Together, we will create a leading West African gold company with production of more than 1 million ounces of gold annually, supported by a robust pipeline of development projects and a significantly enhanced exploration portfolio focused on the highly prospective Birimian Greenstone Belt.
With both companies having recently completed build-out phases and mine ramp-ups, the combined business is well-positioned for a sustained period of strong cash flows. Our enhanced capital markets profile should provide added trading liquidity, free float and size, characteristics that investors are seeking in today’s market environment, and we will continue to allocate capital in a disciplined and efficient manner with a focus on maximizing shareholder returns.”

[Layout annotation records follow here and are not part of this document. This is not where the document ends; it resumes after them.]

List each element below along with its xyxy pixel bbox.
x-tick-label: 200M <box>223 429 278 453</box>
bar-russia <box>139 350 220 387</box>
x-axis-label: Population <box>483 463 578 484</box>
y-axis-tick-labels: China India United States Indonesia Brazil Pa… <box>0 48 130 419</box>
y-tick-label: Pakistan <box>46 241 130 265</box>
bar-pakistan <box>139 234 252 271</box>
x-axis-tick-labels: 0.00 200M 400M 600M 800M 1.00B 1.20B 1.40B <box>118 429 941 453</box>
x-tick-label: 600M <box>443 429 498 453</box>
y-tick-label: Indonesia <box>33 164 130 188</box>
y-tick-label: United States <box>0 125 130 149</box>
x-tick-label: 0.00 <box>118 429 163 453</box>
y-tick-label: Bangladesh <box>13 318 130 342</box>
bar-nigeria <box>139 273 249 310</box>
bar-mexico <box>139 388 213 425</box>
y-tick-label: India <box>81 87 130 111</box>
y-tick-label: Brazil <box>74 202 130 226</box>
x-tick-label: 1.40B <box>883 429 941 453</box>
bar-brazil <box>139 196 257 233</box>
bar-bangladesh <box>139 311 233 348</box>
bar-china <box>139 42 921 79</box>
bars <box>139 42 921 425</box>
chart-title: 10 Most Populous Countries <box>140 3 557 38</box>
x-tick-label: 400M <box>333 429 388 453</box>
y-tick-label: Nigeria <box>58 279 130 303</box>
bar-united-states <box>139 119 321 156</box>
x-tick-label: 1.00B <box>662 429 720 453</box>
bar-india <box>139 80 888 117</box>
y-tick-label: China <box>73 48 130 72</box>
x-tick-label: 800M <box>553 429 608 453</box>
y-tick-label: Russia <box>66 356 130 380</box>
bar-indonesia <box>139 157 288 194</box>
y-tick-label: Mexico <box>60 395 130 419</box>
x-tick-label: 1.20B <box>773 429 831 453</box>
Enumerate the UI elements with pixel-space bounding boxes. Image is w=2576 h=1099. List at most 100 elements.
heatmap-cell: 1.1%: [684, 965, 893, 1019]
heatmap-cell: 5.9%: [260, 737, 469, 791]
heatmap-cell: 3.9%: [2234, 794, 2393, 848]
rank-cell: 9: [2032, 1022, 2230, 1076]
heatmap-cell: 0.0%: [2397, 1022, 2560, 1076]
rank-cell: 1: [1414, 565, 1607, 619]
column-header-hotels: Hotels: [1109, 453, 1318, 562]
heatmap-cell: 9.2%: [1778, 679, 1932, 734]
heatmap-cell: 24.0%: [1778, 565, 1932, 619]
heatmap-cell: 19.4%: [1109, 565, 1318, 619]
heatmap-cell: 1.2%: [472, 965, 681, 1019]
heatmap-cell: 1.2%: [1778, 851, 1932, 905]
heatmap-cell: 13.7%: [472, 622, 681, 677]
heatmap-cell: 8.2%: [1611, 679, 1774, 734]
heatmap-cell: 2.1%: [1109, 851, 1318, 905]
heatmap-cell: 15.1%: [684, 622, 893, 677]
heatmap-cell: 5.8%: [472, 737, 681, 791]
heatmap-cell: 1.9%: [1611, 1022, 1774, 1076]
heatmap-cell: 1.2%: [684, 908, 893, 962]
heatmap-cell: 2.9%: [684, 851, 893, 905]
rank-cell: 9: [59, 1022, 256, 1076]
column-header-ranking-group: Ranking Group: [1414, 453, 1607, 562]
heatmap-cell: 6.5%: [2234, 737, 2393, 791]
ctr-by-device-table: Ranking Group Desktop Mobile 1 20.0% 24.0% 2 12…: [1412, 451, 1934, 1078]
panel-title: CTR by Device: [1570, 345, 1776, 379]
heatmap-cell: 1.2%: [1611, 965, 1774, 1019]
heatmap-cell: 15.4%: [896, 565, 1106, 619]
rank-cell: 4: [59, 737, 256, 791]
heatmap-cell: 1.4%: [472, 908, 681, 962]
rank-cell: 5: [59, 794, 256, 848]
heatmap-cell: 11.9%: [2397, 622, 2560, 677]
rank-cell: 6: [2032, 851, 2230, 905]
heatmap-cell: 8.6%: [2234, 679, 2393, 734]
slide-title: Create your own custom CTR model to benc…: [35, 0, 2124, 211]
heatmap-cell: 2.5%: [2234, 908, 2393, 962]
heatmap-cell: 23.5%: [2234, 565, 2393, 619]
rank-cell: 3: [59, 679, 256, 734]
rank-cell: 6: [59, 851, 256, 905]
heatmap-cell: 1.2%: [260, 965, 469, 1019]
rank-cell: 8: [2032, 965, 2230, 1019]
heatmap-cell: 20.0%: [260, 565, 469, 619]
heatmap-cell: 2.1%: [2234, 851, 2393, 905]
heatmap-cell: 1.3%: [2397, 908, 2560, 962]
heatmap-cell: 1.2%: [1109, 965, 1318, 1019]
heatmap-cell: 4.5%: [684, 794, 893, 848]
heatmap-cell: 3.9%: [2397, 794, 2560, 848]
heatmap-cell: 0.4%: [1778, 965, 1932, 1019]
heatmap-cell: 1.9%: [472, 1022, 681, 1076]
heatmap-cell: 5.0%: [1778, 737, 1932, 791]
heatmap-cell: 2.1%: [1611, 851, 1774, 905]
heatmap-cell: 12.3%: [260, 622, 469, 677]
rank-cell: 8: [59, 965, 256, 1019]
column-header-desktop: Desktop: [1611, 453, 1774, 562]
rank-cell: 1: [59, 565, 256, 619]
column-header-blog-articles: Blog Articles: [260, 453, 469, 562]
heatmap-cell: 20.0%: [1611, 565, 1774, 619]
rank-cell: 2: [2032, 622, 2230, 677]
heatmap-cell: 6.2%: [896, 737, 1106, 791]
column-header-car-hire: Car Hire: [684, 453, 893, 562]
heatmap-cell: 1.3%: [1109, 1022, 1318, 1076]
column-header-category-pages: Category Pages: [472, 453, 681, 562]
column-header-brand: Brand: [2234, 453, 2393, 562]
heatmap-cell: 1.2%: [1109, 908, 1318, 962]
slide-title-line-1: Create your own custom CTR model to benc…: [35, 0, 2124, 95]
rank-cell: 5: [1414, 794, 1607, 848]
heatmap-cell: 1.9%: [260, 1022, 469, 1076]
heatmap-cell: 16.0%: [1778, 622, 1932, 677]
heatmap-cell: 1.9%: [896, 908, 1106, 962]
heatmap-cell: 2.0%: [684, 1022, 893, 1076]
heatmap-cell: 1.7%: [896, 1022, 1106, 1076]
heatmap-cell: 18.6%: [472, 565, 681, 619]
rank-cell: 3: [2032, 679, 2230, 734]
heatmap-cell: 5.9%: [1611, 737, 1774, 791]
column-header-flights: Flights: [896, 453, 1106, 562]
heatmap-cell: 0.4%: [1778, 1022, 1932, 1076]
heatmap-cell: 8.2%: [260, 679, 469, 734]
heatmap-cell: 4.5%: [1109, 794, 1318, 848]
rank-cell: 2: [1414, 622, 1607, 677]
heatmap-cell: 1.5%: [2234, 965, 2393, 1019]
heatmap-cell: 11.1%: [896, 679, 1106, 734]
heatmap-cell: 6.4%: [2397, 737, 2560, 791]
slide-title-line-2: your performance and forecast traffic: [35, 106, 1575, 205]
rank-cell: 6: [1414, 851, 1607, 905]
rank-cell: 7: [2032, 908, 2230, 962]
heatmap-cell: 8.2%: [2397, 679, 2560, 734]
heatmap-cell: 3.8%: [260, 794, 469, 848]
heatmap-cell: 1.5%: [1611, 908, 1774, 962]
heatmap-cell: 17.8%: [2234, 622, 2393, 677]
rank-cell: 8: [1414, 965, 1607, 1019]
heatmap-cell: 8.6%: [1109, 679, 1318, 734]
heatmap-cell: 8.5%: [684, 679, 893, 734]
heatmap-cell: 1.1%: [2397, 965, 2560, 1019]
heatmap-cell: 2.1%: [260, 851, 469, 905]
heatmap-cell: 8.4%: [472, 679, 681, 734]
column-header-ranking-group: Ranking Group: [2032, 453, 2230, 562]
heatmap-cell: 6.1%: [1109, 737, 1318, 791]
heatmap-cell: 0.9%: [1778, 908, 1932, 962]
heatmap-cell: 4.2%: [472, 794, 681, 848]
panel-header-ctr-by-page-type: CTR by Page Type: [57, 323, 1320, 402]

Benoit Desormeaux, President and CEO of SEMAFO, stated:
"This transaction has received strong support from our key shareholders who recognize it as an exciting value-creating opportunity to bring together two companies with common values and shared cultures built on decades of successful West African experience. For our shareholders, this transaction offers the benefits of both an upfront premium and a significant re-rating opportunity within a stronger merged company.
Our team, and I, are thrilled to be joining forces with Endeavour and we look forward to the opportunity to leverage our combined skill sets to create value for all shareholders. We will leverage our expertise in Montreal to build a technical hub to realize operational, technical and exploration synergies while advancing studies on our enhanced project pipeline.”